La semaine dernière, la Colombie a envahi l’Equateur, a tué un chef
de la guérilla dans la jungle, puis a ouvert son ordinateur portable
et… devinez ce que les Colombiens ont trouvé ? Un message à Hugo
Chavez selon lequel celui-ci aurait envoyé 300 millions de dollars aux FARC
pour acheter de l’uranium et fabriquer une bombe !}

C’est ce que Bush nous raconte. Et il le tient de son copain, l’étrange
président d’extrême droite de la Colombie, Alvaro Uribe.

Donc : une fois l’acte accompli, la Colombie justifie sa tentative de
provoquer une guerre des frontières comme un acte destiné à
éliminer la menace d’une Arme de Destruction Massive ! Hum... on a
déjà entendu ça, quelque part...

La presse étasunienne a repris l’histoire des « 300 millions de dollars
de Chavez aux terroristes » en moins de temps qu’il n’aurait fallu au
jeune Bush pour sniffer un rail de poudre colombienne.

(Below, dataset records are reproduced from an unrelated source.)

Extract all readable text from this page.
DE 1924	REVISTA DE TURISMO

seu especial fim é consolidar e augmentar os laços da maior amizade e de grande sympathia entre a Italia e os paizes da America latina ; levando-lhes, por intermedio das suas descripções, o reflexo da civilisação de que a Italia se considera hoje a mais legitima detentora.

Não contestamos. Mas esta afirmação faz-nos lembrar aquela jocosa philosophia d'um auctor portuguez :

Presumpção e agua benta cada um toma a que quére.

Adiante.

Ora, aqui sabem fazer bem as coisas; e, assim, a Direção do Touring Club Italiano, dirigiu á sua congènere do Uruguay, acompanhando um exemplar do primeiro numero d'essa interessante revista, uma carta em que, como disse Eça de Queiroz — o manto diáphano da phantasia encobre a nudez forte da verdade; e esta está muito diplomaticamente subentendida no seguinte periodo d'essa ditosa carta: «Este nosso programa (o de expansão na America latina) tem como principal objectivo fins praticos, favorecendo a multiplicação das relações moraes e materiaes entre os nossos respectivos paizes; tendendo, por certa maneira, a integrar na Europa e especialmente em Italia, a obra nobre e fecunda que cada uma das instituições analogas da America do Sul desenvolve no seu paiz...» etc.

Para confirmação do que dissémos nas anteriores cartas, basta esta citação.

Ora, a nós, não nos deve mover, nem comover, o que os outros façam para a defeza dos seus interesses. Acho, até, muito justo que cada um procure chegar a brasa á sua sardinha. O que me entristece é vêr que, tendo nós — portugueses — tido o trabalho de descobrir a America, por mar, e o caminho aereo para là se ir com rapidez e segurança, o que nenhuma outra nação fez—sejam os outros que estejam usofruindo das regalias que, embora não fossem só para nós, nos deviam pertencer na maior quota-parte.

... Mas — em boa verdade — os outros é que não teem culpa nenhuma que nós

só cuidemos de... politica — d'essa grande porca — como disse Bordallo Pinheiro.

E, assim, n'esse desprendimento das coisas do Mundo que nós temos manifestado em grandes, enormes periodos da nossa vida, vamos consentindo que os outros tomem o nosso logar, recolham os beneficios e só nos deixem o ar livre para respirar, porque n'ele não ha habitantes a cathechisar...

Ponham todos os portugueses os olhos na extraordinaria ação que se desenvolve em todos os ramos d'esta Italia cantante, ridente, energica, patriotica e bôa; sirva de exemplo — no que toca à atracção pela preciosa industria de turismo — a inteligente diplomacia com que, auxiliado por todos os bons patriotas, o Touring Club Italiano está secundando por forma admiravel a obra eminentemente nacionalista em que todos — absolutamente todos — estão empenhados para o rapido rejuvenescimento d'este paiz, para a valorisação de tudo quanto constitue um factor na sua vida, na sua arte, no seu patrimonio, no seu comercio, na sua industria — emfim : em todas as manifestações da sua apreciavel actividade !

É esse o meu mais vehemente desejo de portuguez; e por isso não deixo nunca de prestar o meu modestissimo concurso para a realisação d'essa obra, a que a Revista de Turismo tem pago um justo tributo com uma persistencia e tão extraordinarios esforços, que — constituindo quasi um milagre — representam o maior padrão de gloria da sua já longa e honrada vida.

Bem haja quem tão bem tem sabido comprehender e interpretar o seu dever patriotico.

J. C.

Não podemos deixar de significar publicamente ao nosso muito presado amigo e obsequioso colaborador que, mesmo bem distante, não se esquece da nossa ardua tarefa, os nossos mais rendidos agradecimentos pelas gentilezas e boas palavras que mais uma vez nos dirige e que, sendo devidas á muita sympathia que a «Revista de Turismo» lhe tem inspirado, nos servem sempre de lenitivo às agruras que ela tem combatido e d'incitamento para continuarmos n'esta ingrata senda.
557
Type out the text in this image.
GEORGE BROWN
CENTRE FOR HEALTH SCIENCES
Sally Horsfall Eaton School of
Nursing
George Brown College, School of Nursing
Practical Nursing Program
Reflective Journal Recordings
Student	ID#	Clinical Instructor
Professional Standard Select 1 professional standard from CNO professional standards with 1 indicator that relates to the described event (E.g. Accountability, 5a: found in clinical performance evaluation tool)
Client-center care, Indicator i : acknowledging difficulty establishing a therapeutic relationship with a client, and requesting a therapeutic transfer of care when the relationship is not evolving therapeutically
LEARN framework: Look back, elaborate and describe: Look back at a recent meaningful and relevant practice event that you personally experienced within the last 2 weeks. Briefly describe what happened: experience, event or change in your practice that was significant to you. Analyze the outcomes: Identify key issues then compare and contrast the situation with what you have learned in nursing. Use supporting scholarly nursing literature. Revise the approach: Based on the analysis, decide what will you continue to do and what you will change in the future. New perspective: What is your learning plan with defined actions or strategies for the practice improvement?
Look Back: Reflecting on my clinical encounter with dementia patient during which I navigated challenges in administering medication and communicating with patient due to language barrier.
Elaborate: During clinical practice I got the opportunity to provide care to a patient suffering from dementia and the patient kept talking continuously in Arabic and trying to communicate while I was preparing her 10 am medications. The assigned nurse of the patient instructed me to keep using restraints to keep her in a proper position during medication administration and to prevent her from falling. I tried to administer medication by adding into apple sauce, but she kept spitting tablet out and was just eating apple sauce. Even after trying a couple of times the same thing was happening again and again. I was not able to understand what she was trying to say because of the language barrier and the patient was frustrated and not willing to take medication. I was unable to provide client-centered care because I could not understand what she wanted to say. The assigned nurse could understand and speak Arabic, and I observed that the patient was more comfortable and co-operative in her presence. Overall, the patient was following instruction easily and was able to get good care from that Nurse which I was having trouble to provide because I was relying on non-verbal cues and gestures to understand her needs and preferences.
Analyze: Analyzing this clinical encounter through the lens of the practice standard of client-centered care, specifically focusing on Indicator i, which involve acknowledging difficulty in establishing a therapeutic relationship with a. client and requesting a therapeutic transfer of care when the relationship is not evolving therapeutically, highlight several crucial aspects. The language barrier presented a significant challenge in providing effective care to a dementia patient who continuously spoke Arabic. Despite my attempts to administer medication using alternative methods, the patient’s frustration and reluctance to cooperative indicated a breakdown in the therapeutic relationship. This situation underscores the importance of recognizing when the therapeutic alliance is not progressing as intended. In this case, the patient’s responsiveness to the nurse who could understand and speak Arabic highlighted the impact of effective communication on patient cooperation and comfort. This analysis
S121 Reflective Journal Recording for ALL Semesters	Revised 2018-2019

Ce que la presse étasunienne a omis de faire [pas que cette presse
là, d’ailleurs – NDT] c’est de vérifier l’information fournie par un
courrier électronique trouvé dans un ordinateur portable magique.
(On suppose que les dernières paroles du dirigeant des FARC furent,
« et mon mot de passe est … »)

J’ai lu ce courrier. Et vous aussi vous pouvez le lire, ici :
http://www.gregpalast.com/farc-docu...

Vous pouvez lire tout le document en espagnol, mais voici la
traduction du seul et unique passage qui fait mention des prétendus
300 millions de Chavez :

« … en ce qui concerne les 300, que nous désignerons désormais
comme le "dossier", des efforts sont déployés sur instructions du
chef au "cojo" (terme d’argot pour "handicapé"), que j’expliquerai
dans un autre courrier. Appelons le patron "Angel" et le handicapé
"Ernesto" ».

Vous avez compris ? Où est Hugo ? Où sont les 300 millions ? Et de
quels 300 parle-t-on ? En fait, remis dans le contexte, la note parle
de l’échange d’otages avec les FARC sur lequel Chavez travaillait à
l’époque (le 23 décembre 2007), à la demande du gouvernement
colombien. En réalité, tout le reste du courrier ne parle que des
modalités d’échange des otages. Voici la suite :

« pour accueillir les libérés, Chavez propose trois solutions : Plan A.
Recourir à une « caravane humanitaire » qui impliquerait le
Venezuela, la France, le Vatican [ ?], la Suisse, l’Union Européenne,
des démocrates [société civile], l’Argentine, la Croix-Rouge, etc. »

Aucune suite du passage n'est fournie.